Почему я подумал об этом сейчас? Потому, очевидно, что чувство пути…
– Я все поняла!– Аня трясет меня за ногу.– Я поняла, почему это – твоя глава, почему она… ну, в общем, с таким прибабахом!
– Да? Интересно!
– Наш создатель, наш, так сказать, исполняющий обязанности Господа-Бога – он ведь еще и заместитель отца! Ты согласен, что проблема отца – это персонально твоя проблема? Вот ее мы и будем сейчас разрешать!
– Как?!
– Очень просто. Мы займемся с тобой психоанализом. Для того-то я здесь и отсиживаю себе задницу – все сошлось! А иначе мы вообще отсюда не выберемся!
– Как идея…– (все это, конечно же, блеф) – вполне остроумно: полеты с одновременным разбором полетов! Ты владеешь психоанализом?
– Это он, дорогой, владеет мной!– и плечом повела. Глаза же цветут беззастенчивой синью. А теперь вот – застенчивой.– Между прочим, многие аналитики сначала были простыми пациентами. У них же получилось! Итак, ты должен расслабиться… Освободи шею, плечи – вот так. И скажи мне, когда впервые ты почувствовал, что тебе не хватает отца? Что ты нуждаешься в чужой воле! Намекаю: возможно, это было, когда ты сидел в корыте, мать тебя мыла, ты теребил свой крючок…

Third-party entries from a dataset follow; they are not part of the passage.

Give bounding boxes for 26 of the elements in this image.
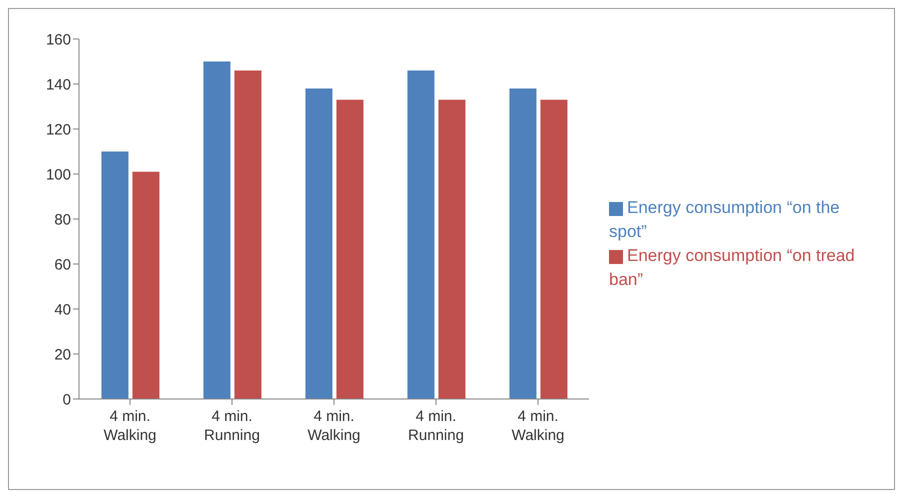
y-tick-label: 60 bbox=[54, 256, 71, 274]
x-tick-label: 4 min. Walking bbox=[512, 408, 564, 444]
y-tick-label: 20 bbox=[54, 346, 71, 364]
y-tick-label: 0 bbox=[62, 391, 71, 408]
bar bbox=[305, 88, 332, 399]
bar bbox=[203, 62, 230, 399]
bar bbox=[132, 172, 160, 399]
y-tick-label: 140 bbox=[46, 76, 71, 94]
bar bbox=[336, 100, 364, 399]
legend-label: Energy consumption “on tread ban” bbox=[609, 246, 855, 289]
bar bbox=[438, 100, 466, 399]
y-tick-label: 100 bbox=[46, 166, 71, 184]
bar bbox=[509, 88, 536, 399]
y-tick-label: 120 bbox=[46, 121, 71, 138]
x-tick-label: 4 min. Running bbox=[204, 408, 260, 444]
legend-label: Energy consumption “on the spot” bbox=[609, 198, 840, 241]
x-tick-label: 4 min. Walking bbox=[104, 408, 156, 444]
bar bbox=[101, 152, 128, 399]
x-tick-label: 4 min. Walking bbox=[308, 408, 360, 444]
y-tick-label: 160 bbox=[46, 31, 71, 48]
bar bbox=[407, 70, 434, 399]
bar bbox=[234, 70, 262, 399]
x-tick-label: 4 min. Running bbox=[408, 408, 464, 444]
bar bbox=[540, 100, 568, 399]
y-tick-label: 80 bbox=[54, 211, 71, 228]
y-tick-label: 40 bbox=[54, 301, 71, 318]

Мы снижаемся, кажется. У меня заложило уши. Аня тоже сдавила свои!.. И кричит:
– Видишь? Видишь!
Я-то вижу двух типов возле костра. Мы летим прямо к ним. Там, по-моему, он и она. И возня, ни на что не похожая.
– Вспоминай же! Осталось чуть-чуть!– вцепилась в края и ликует.
Тормозим! Аня съезжает ко мне. Мы зависли. Почти над костром! Метрах в трех. Не изжарить же нас здесь задумали?
И Анюша увидела наконец и отпрянула… Шепчет мне в ухо:
– Ни звука. Я их знаю. Пригнись!.
Особа без возраста в синем платье что-то тянет к себе. Это – кипа бумаги. И ее же тащит на себя парень… скорее, черноволосый мужик. На нем шорты, по-моему.
– Меня все касается!– у женщины хрипловатый, похоже, что сорванный голос.
В ответ – лишь рывки и сопение.
– Да чего такого я о тебе не знаю?! О блядстве твоем? Мне Ольга плечо обрыдала – до ревматизма! Я понять хочу! Я эту хмурь рассеять хочу!
– Тебе, Томусенька, по силам рассеять разве что доброе, мудрое, вечное!– ему наконец удается кипу вырвать, и тут же он бросает ее в костер.